CLOSE-UP: NEWSMAKER - DFGW. And then there were three: what now for DFGW?

It's time for the remaining partners to increase their profiles.

After 14 years of building an agency through blood, sweat and tears, Gary Duckworth has decided to cash in, leaving the agency to face the world without him. The question on everyone's lips, however, is what is DFGW without the D?

Duckworth is undertaking what could be termed a "soft departure". Although he has sold his agency stake to the remaining partners and plans to set himself up as a management coach, he will remain at DFGW for two days a week. This is designed to keep key clients, including the BBC, COI Communications and Dolland & Aitchison, happy.

Although DFGW claims his departure will have only a limited effect on the agency, most observers believe that this effect will change the shape of the agency.
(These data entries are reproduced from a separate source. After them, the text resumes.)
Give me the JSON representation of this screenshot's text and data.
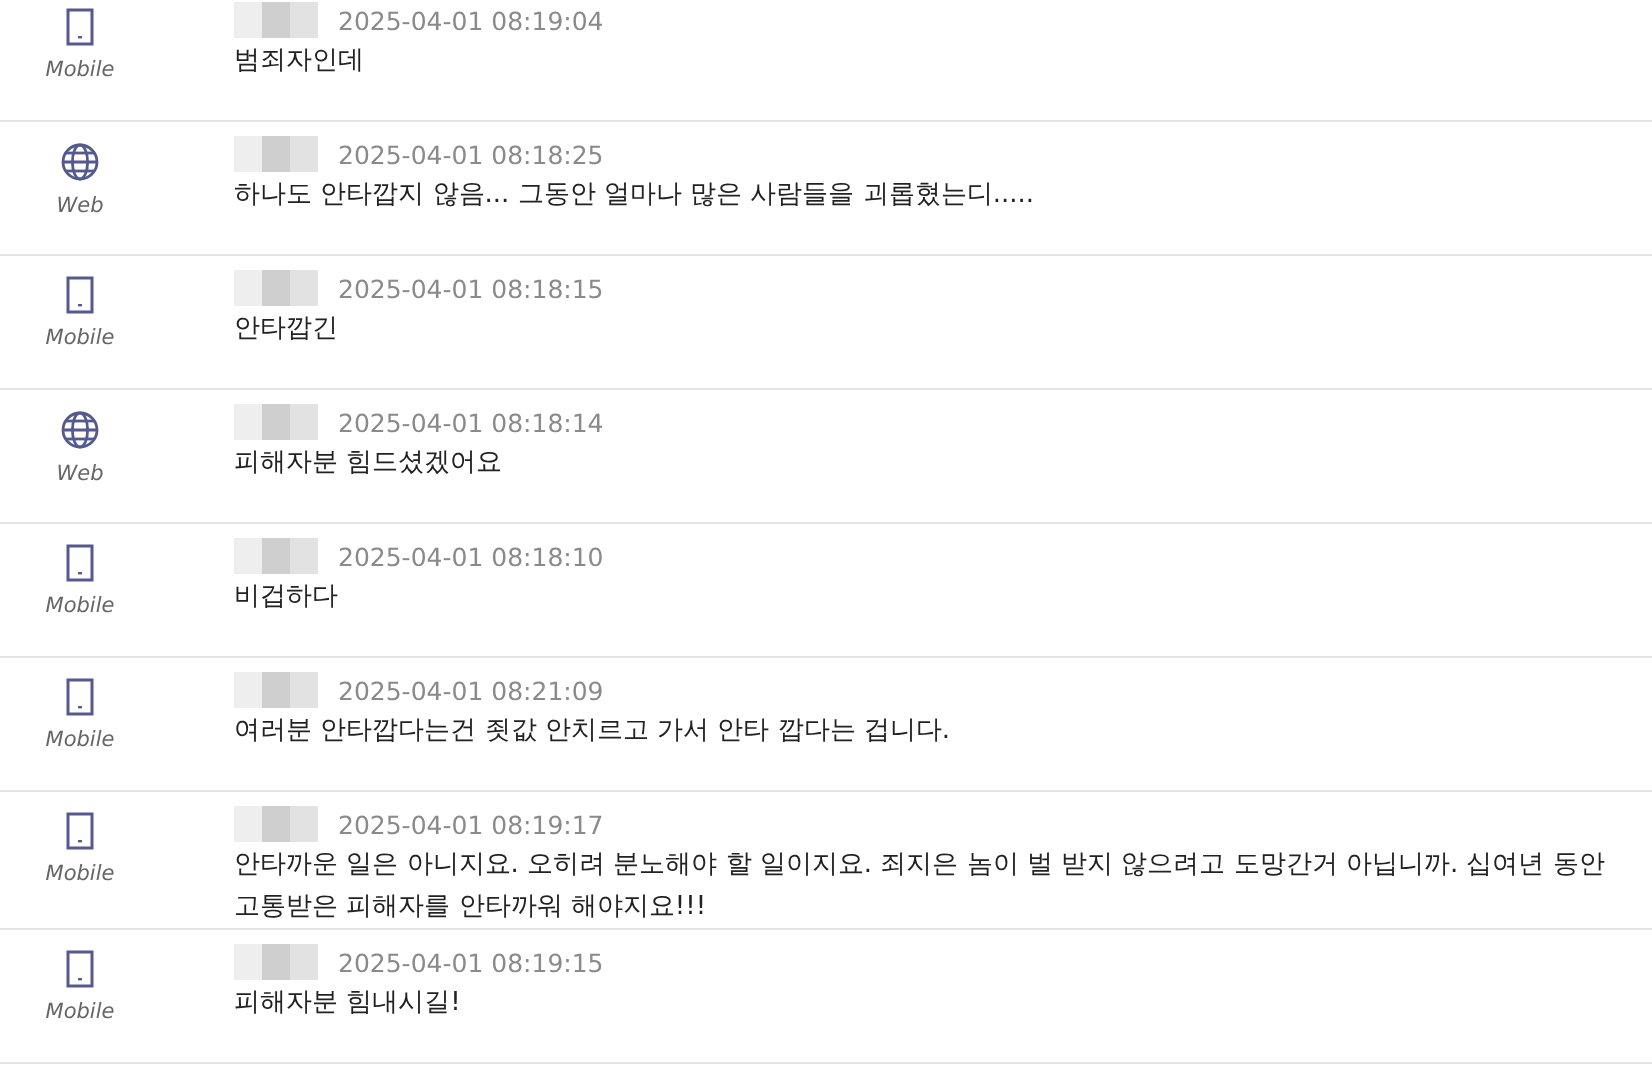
{
  "comments": [
    {
      "device": {
        "kind": "mobile",
        "label": "Mobile"
      },
      "time": "2025-04-01 08:19:04",
      "text": "범죄자인데"
    },
    {
      "device": {
        "kind": "web",
        "label": "Web"
      },
      "time": "2025-04-01 08:18:25",
      "text": "하나도 안타깝지 않음... 그동안 얼마나 많은 사람들을 괴롭혔는디....."
    },
    {
      "device": {
        "kind": "mobile",
        "label": "Mobile"
      },
      "time": "2025-04-01 08:18:15",
      "text": "안타깝긴"
    },
    {
      "device": {
        "kind": "web",
        "label": "Web"
      },
      "time": "2025-04-01 08:18:14",
      "text": "피해자분 힘드셨겠어요"
    },
    {
      "device": {
        "kind": "mobile",
        "label": "Mobile"
      },
      "time": "2025-04-01 08:18:10",
      "text": "비겁하다"
    },
    {
      "device": {
        "kind": "mobile",
        "label": "Mobile"
      },
      "time": "2025-04-01 08:21:09",
      "text": "여러분 안타깝다는건 죗값 안치르고 가서 안타 깝다는 겁니다."
    },
    {
      "device": {
        "kind": "mobile",
        "label": "Mobile"
      },
      "time": "2025-04-01 08:19:17",
      "text": "안타까운 일은 아니지요. 오히려 분노해야 할 일이지요. 죄지은 놈이 벌 받지 않으려고 도망간거 아닙니까. 십여년 동안 고통받은 피해자를 안타까워 해야지요!!!"
    },
    {
      "device": {
        "kind": "mobile",
        "label": "Mobile"
      },
      "time": "2025-04-01 08:19:15",
      "text": "피해자분 힘내시길!"
    }
  ]
}
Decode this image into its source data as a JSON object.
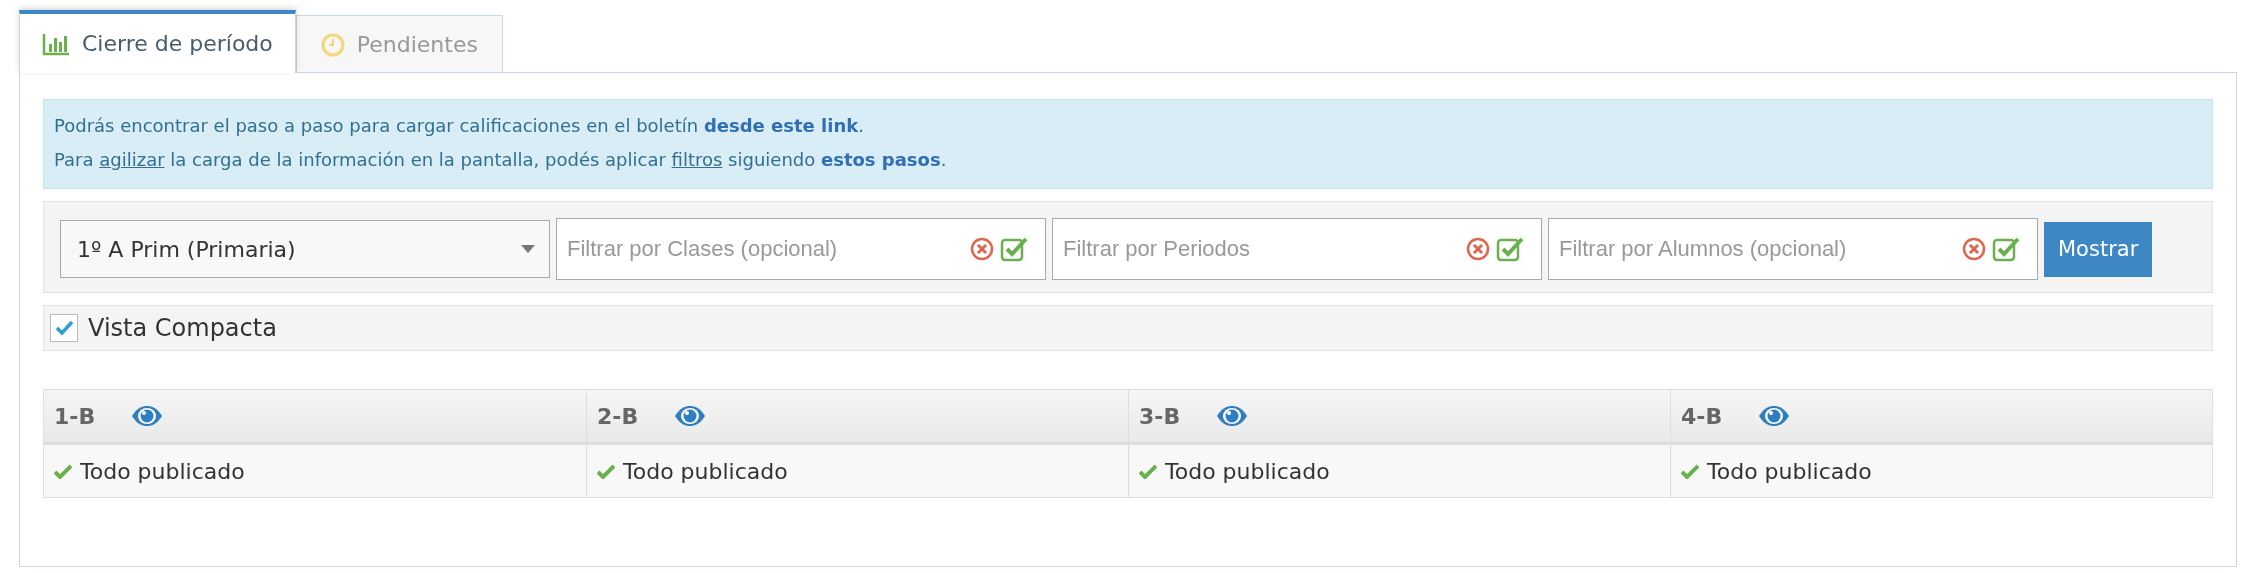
{
  "tabs": [
    {
      "label": "Cierre de período",
      "kind": "chart",
      "selected": true
    },
    {
      "label": "Pendientes",
      "kind": "clock",
      "selected": false
    }
  ],
  "info": [
    [
      {
        "kind": "text",
        "text": "Podrás encontrar el paso a paso para cargar calificaciones en el boletín "
      },
      {
        "kind": "link",
        "text": "desde este link"
      },
      {
        "kind": "text",
        "text": "."
      }
    ],
    [
      {
        "kind": "text",
        "text": "Para "
      },
      {
        "kind": "underline",
        "text": "agilizar"
      },
      {
        "kind": "text",
        "text": " la carga de la información en la pantalla, podés aplicar "
      },
      {
        "kind": "underline",
        "text": "filtros"
      },
      {
        "kind": "text",
        "text": " siguiendo "
      },
      {
        "kind": "link",
        "text": "estos pasos"
      },
      {
        "kind": "text",
        "text": "."
      }
    ]
  ],
  "filters": {
    "select": {
      "value": "1º A Prim (Primaria)"
    },
    "fields": [
      {
        "placeholder": "Filtrar por Clases (opcional)"
      },
      {
        "placeholder": "Filtrar por Periodos"
      },
      {
        "placeholder": "Filtrar por Alumnos (opcional)"
      }
    ],
    "button": "Mostrar"
  },
  "compact": {
    "label": "Vista Compacta",
    "checked": true
  },
  "table": {
    "columns": [
      {
        "label": "1-B",
        "status": "Todo publicado"
      },
      {
        "label": "2-B",
        "status": "Todo publicado"
      },
      {
        "label": "3-B",
        "status": "Todo publicado"
      },
      {
        "label": "4-B",
        "status": "Todo publicado"
      }
    ]
  }
}
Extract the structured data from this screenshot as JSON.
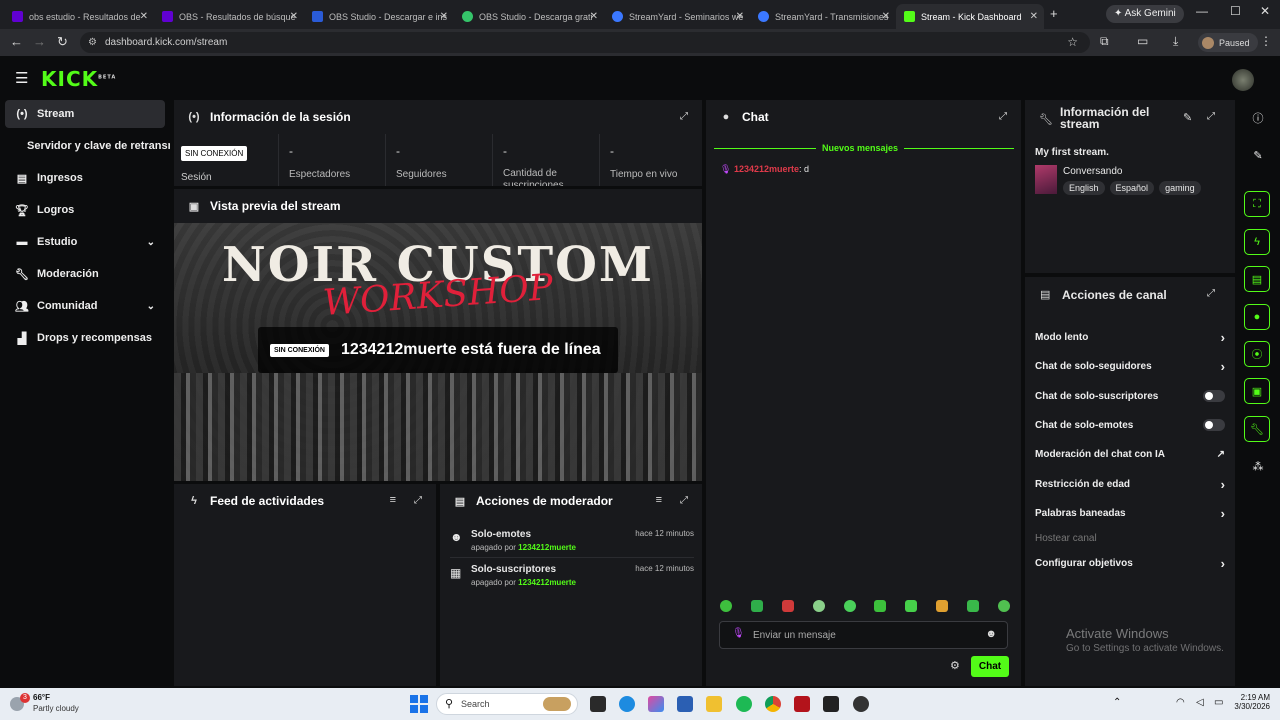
{
  "browser": {
    "tabs": [
      {
        "title": "obs estudio - Resultados de",
        "color": "#6001d2"
      },
      {
        "title": "OBS - Resultados de búsque",
        "color": "#6001d2"
      },
      {
        "title": "OBS Studio - Descargar e ins",
        "color": "#2a5bd7"
      },
      {
        "title": "OBS Studio - Descarga grati",
        "color": "#35c46a"
      },
      {
        "title": "StreamYard - Seminarios we",
        "color": "#3b78ff"
      },
      {
        "title": "StreamYard - Transmisiones",
        "color": "#3b78ff"
      },
      {
        "title": "Stream - Kick Dashboard",
        "color": "#53fc18",
        "active": true
      }
    ],
    "ask_gemini": "Ask Gemini",
    "url": "dashboard.kick.com/stream",
    "paused": "Paused"
  },
  "brand": {
    "logo": "KICK",
    "beta": "BETA"
  },
  "sidebar": {
    "items": [
      {
        "label": "Stream",
        "icon": "broadcast-icon"
      },
      {
        "label": "Servidor y clave de retransm",
        "icon": ""
      },
      {
        "label": "Ingresos",
        "icon": "chart-icon"
      },
      {
        "label": "Logros",
        "icon": "trophy-icon"
      },
      {
        "label": "Estudio",
        "icon": "studio-icon"
      },
      {
        "label": "Moderación",
        "icon": "wrench-icon"
      },
      {
        "label": "Comunidad",
        "icon": "people-icon"
      },
      {
        "label": "Drops y recompensas",
        "icon": "gift-icon"
      }
    ]
  },
  "session": {
    "title": "Información de la sesión",
    "status_badge": "SIN CONEXIÓN",
    "session_label": "Sesión",
    "stats": [
      {
        "value": "-",
        "label": "Espectadores"
      },
      {
        "value": "-",
        "label": "Seguidores"
      },
      {
        "value": "-",
        "label": "Cantidad de suscripciones"
      },
      {
        "value": "-",
        "label": "Tiempo en vivo"
      }
    ]
  },
  "preview": {
    "title": "Vista previa del stream",
    "banner_top": "NOIR CUSTOM",
    "banner_sub": "WORKSHOP",
    "offline_badge": "SIN CONEXIÓN",
    "offline_text": "1234212muerte está fuera de línea"
  },
  "feed": {
    "title": "Feed de actividades"
  },
  "modactions": {
    "title": "Acciones de moderador",
    "items": [
      {
        "name": "Solo-emotes",
        "by": "apagado por",
        "user": "1234212muerte",
        "time": "hace 12 minutos"
      },
      {
        "name": "Solo-suscriptores",
        "by": "apagado por",
        "user": "1234212muerte",
        "time": "hace 12 minutos"
      }
    ]
  },
  "chat": {
    "title": "Chat",
    "new_messages": "Nuevos mensajes",
    "messages": [
      {
        "user": "1234212muerte",
        "text": ": d"
      }
    ],
    "input_placeholder": "Enviar un mensaje",
    "send": "Chat"
  },
  "stream_info": {
    "title": "Información del stream",
    "stream_title": "My first stream.",
    "category": "Conversando",
    "tags": [
      "English",
      "Español",
      "gaming"
    ]
  },
  "channel_actions": {
    "title": "Acciones de canal",
    "items": [
      {
        "label": "Modo lento",
        "control": "arrow"
      },
      {
        "label": "Chat de solo-seguidores",
        "control": "arrow"
      },
      {
        "label": "Chat de solo-suscriptores",
        "control": "toggle"
      },
      {
        "label": "Chat de solo-emotes",
        "control": "toggle"
      },
      {
        "label": "Moderación del chat con IA",
        "control": "external"
      },
      {
        "label": "Restricción de edad",
        "control": "arrow"
      },
      {
        "label": "Palabras baneadas",
        "control": "arrow"
      },
      {
        "label": "Hostear canal",
        "control": "none",
        "muted": true
      },
      {
        "label": "Configurar objetivos",
        "control": "arrow"
      }
    ]
  },
  "watermark": {
    "line1": "Activate Windows",
    "line2": "Go to Settings to activate Windows."
  },
  "taskbar": {
    "weather_temp": "66°F",
    "weather_desc": "Partly cloudy",
    "search": "Search",
    "time": "2:19 AM",
    "date": "3/30/2026",
    "notif_count": "3"
  }
}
The agency's progress over recent years has been steady. Billings rose from £29 million to £36 million last year and wins included Nutricia from Abbott Mead Vickers BBDO and Dolland & Aitchison from Lowe. Crucially, it secured a place on General Motors' roster after the car company's acquisition of DFGW's Daewoo client.

Duckworth is widely admired as one of the finest planners in London as well as an excellent chairman.

He is responsible for the agency's reputation for the kind of strategic strength that led to work including its IPA Effectiveness Award-winning drugs awareness campaign for COI Communications. His departure casts a spotlight on to Hugh Cameron, who took the helm of the planning department in 2000.

Despite his many achievements, Lori Gould, a board account director at Lowe and former employee of DFGW, believes Duckworth's departure will have little effect on the agency. She explains: "Gary is a fantastic thinker and teacher. I think it is a great testament to his ability that he has built such a strong department that his stepping back won't have too much of a drastic effect. He has built something that is bigger than him and that is a great achievement."

This view is shared by Duckworth himself, who believes that the agency is bigger than the sum of its partners.

However, others in the industry see Duckworth as the jewel in the crown at DGFW, especially for prospective buyers. His mindful thinking and ability to draw the best out of colleagues and clients alike would have made him a valuable asset to any network interested in buying the agency.

Rachel Hushon, the business development director at DFGW, works closely with Duckworth on strategic projects and handling the senior clients. She says: "The agency is clearly based on the four founding partners and the departments they have created. If any of them left it could affect the value of the business, but he is staying on as an employee of the company so, internally, it is business as usual."

So having made his move official last week, there is a danger that the value of the agency may significantly decrease now that Duckworth is not necessarily a secured part of the package. Past offers have been rejected or the buyer has pulled out because of money, culture or timing.

However, both Michael Finn, the chief executive, and Dave Waters, a joint creative director, claim they are happy to remain independent for the time being and are enjoying building their current projects.

"As far as selling the agency is concerned, we have no plans to do so at present," Finn says. "The change in Gary's responsibilities is not a smoke screen for anything, but will be a smooth transition for all of us, so that Gary can do what he wants to do.

"The most obvious reason for selling out would be the financial component. Many offers made to us have been very lucrative, but the other two reasons are cultural and the future competitive benefits for the agency, which at the moment are reasons not to sell."

DFGW's growth has ebbed. Last year it was the 30th biggest agency in the country. But after 14 years in the business, this performance has been eclipsed by its independent rivals such as the five-year-old Mother or two-year-old Clemmow Hornby Inge.

DFGW has a certain humility about it. Since its heyday in the late 90s, fed by its work for drug awareness and Daewoo, it has assumed a much lower profile.

Although Duckworth has never shouted about his abilities or achievements, he has maintained a respected position among the client community and advertising industry.

His departure, albeit partial, requires his remaining partners to step into the limelight and demonstrate their strengths and the strengths of the agency.